Fluxes used in SAW are granular fusible minerals containing oxides of

manganese, silicon, titanium, aluminum, calcium, zirconium, magnesium and
other compounds such as calcium fluoride. The flux is specially formulated to
be compatible with a given electrode wire type so that the combination of flux
and wire yields desired mechanical properties. All fluxes react with the weld
pool to produce the weld metal chemical composition and mechanical
properties. It is common practice to refer to fluxes as 'active' if they add
manganese and silicon to the weld, the amount of manganese and silicon
added is influenced by the arc voltage and the welding current level. The main
types of flux for SAW are:

• Bonded fluxes - produced by drying the ingredients, then bonding

them with a low melting point compound such as a sodium silicate. Most
bonded fluxes contain metallic de-oxidizers which help to prevent weld
porosity. These fluxes are effective over rust and mill scale.
• Fused fluxes - produced by mixing the ingredients, then melting them
in an electric furnace to form a chemical homogeneous product, cooled
and ground to the required particle size.

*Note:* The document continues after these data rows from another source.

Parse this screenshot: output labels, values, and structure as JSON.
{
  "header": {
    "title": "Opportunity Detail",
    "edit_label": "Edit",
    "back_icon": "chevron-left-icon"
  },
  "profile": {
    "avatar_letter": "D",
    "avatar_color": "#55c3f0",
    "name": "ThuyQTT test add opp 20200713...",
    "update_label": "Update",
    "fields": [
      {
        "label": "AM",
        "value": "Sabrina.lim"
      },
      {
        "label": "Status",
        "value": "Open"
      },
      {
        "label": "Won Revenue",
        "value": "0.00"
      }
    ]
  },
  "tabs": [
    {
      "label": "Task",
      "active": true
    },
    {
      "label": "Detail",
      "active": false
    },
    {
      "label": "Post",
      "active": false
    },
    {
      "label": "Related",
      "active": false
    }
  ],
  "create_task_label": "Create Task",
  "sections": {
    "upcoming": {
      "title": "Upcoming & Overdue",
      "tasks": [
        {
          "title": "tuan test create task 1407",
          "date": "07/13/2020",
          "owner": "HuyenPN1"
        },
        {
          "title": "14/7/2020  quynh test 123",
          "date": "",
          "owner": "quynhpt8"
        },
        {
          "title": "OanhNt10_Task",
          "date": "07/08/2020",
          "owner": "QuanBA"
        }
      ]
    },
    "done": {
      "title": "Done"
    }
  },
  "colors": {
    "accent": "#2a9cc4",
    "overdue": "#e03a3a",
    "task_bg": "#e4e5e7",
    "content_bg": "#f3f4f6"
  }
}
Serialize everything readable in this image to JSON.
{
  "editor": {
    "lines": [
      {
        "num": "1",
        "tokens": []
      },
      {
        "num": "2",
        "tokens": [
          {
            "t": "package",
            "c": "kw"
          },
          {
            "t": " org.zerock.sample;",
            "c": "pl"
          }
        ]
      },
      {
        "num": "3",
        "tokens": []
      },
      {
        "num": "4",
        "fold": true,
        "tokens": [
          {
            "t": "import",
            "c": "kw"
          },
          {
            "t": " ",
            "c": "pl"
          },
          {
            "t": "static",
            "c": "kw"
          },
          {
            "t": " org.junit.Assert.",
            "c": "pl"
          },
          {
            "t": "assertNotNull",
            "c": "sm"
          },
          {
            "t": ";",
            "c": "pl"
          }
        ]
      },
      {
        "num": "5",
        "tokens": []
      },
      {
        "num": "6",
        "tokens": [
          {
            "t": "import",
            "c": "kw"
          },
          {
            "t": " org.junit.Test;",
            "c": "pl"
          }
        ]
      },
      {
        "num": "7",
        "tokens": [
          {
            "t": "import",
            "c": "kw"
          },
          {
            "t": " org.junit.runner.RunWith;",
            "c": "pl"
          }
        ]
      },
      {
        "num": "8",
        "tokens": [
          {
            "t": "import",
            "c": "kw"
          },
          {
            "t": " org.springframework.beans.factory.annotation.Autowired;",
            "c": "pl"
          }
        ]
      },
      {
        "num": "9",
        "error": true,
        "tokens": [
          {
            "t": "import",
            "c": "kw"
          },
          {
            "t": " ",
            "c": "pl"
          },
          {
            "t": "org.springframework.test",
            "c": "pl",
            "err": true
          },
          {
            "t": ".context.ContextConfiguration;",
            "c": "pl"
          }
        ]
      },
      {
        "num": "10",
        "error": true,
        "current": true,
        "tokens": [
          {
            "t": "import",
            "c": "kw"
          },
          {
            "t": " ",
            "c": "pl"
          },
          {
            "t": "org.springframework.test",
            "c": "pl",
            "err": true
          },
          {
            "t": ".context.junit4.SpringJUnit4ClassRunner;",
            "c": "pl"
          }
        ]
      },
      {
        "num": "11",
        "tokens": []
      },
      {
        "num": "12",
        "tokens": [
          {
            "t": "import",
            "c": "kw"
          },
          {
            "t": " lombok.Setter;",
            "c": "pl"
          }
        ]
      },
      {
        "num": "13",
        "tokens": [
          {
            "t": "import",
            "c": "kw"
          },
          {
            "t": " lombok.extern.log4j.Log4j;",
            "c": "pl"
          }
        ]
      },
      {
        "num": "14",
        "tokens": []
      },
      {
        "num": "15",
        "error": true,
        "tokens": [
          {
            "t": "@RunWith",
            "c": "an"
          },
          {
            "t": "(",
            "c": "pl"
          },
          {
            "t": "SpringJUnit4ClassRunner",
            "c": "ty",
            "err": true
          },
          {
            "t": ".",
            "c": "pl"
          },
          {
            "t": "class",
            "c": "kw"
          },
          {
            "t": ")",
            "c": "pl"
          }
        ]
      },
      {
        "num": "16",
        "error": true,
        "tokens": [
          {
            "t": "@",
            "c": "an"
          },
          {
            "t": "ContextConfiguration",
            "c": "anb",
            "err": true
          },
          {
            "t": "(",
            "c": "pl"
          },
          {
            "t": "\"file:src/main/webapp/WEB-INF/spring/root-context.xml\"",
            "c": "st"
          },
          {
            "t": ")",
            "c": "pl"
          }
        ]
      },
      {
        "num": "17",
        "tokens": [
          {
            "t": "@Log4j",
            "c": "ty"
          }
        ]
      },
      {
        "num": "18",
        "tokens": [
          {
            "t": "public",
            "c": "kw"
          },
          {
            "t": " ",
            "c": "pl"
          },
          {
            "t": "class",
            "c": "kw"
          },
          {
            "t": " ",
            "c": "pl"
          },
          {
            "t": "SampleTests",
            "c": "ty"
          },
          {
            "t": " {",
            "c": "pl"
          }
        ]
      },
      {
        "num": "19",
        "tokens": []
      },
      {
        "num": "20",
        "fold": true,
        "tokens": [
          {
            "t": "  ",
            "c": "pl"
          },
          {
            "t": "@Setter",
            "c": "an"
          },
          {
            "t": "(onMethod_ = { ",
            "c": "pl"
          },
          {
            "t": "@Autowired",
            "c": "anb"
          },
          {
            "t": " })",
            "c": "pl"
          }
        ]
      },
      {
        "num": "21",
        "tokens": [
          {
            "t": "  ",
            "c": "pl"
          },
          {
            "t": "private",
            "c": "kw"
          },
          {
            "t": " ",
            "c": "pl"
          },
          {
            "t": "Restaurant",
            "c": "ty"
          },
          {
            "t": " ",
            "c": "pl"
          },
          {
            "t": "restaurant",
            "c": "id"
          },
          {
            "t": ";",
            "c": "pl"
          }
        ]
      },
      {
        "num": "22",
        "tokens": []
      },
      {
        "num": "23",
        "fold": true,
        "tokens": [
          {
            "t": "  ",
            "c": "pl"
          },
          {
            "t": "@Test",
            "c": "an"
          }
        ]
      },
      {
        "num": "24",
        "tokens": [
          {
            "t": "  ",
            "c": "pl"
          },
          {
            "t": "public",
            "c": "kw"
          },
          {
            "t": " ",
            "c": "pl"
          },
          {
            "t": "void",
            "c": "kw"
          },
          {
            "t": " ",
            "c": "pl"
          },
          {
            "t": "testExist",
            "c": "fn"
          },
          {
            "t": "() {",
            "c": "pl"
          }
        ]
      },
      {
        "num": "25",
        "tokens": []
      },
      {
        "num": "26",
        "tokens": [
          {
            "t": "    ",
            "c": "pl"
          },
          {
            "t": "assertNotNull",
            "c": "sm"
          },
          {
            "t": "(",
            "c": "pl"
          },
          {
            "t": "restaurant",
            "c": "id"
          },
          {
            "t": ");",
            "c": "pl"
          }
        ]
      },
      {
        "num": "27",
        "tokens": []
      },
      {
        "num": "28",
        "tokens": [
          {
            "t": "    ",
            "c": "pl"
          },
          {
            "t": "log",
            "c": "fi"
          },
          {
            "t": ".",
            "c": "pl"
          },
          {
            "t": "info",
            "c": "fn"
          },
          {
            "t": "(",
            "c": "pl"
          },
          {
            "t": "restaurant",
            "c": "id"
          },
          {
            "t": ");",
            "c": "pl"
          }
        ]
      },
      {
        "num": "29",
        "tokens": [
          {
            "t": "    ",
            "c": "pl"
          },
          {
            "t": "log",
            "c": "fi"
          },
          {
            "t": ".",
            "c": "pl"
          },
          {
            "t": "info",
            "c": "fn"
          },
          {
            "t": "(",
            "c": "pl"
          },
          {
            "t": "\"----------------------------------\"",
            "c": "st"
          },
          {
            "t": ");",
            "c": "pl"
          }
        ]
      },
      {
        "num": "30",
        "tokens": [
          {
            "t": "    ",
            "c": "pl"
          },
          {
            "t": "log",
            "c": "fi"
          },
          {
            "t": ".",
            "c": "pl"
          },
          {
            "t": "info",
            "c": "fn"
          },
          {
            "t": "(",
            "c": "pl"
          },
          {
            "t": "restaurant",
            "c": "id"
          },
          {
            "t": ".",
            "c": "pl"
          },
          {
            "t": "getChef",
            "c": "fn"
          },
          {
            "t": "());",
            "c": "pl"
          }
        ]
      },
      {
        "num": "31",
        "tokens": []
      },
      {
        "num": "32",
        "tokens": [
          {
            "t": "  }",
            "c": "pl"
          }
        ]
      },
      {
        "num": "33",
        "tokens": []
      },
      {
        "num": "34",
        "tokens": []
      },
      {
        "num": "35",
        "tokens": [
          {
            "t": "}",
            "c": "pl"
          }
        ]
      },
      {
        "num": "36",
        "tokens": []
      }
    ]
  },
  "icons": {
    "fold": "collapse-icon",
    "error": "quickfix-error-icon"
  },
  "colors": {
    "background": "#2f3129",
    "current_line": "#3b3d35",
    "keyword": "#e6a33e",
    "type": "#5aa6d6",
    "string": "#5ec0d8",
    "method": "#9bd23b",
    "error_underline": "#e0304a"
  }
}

Smooth stable arcs, with
welding currents up to 2000A and consistent weld metal properties, are
the main attraction of these fluxes.


SAW is ideally suited for longitudinal and circumferential butt and fillet welds.
However, because of high fluidity of the weld pool, molten slag and loose flux
layer, welding is generally carried out on butt joints in the flat position and
fillet joints in both the flat and horizontal-vertical positions. For circumferential
joints, the work-piece is rotated under a fixed welding head with welding
taking place in the flat position. Depending on material thickness, either
single-pass, two-pass or multi-pass weld procedures can be carried out. There
is virtually no restriction on the material thickness, provided a suitable joint
preparation is adopted. Most commonly welded materials are carbon-
manganese steels, low alloy steels and stainless steels, although the process
is capable of welding some non-ferrous materials with judicious choice of
electrode filler wire and flux combinations.